Friday, July 13, 2007

But I've only had one glass of wine

Last night just as we were about to tuck into our eagerly-anticipated spaghetti, A broke a wine glass in quite spectacular style. We're not quite sure how it happened, something to do with putting the stopper back into the bottle, which tipped up, spilling red wine onto the tablecloth, and knocking over my glass, half of which bounced onto the floor and smashed again.

Anyway, there was lots of clearing up to do, lots of swearing and lots of peering into my food to pick out glass shards (sorry, Bill, but I think you'll agree it's justified here), as I was too hungry and too greedy to abandon my plateful. Having finally eaten our glass-free meal (and the suspicion of lurking fragments does wonders for upping one's chew count, I can tell you. Break a glass over every meal and I'd soon be size zero) I did a stocktake of the glass cupboard.

Which revealed 3 odd champagne, 3 tall wine glasses only used by A because I've broken so many, 6 of a size and shape I don't like which were sent as a freebie by Laithwaites, and 2 odd ones, relics of times past.

It's quite alarming to see how much bigger wine glasses have become over the last 12 years or so. The oldest glass was a perfectly normal size when I bought it, possibly from Habitat, some time in the mid 90s. It now looks more like an oversized sherry glass. The other one is probably about 8 years old and a bit bigger, but still modest compared to the goldfish bowls on stems we are accustomed to today.

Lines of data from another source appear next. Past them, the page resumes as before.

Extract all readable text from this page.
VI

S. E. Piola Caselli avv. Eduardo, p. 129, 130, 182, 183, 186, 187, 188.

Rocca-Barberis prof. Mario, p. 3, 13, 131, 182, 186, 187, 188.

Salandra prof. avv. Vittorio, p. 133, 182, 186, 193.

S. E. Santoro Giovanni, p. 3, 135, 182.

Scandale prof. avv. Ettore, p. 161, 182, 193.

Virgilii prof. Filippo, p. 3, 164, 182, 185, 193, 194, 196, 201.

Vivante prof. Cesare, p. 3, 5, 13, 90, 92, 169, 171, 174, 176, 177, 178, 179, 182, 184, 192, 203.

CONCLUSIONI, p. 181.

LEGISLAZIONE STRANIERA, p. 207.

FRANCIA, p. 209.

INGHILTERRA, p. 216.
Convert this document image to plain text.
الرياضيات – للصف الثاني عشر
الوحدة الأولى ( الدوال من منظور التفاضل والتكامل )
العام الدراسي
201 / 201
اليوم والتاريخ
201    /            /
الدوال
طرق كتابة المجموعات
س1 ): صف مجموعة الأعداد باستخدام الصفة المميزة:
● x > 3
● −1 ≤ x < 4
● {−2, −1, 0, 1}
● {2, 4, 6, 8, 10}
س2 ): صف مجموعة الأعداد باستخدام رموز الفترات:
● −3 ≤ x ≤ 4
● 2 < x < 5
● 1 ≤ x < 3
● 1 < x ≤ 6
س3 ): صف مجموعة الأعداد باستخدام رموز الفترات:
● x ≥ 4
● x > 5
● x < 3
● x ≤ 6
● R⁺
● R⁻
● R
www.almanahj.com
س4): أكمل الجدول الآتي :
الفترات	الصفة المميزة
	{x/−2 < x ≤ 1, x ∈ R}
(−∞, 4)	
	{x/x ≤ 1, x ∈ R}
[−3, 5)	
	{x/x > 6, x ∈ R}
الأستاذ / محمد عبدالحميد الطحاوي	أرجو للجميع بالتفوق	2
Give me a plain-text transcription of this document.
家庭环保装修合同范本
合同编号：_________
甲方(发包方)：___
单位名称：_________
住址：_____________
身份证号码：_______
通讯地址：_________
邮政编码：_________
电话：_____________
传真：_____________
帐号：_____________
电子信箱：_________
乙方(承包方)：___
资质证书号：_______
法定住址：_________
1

So the phrase "I've only had one glass of wine" starts to look a little suspect confronted with this startling visual evidence, and the growth of binge drinking begins to make sense. I wonder if manufacturers would ever start to make glasses smaller and if the public would ever buy them? I've often seen diet advice telling us to eat from a smaller plate, but nobody ever seems to think about glass sizes.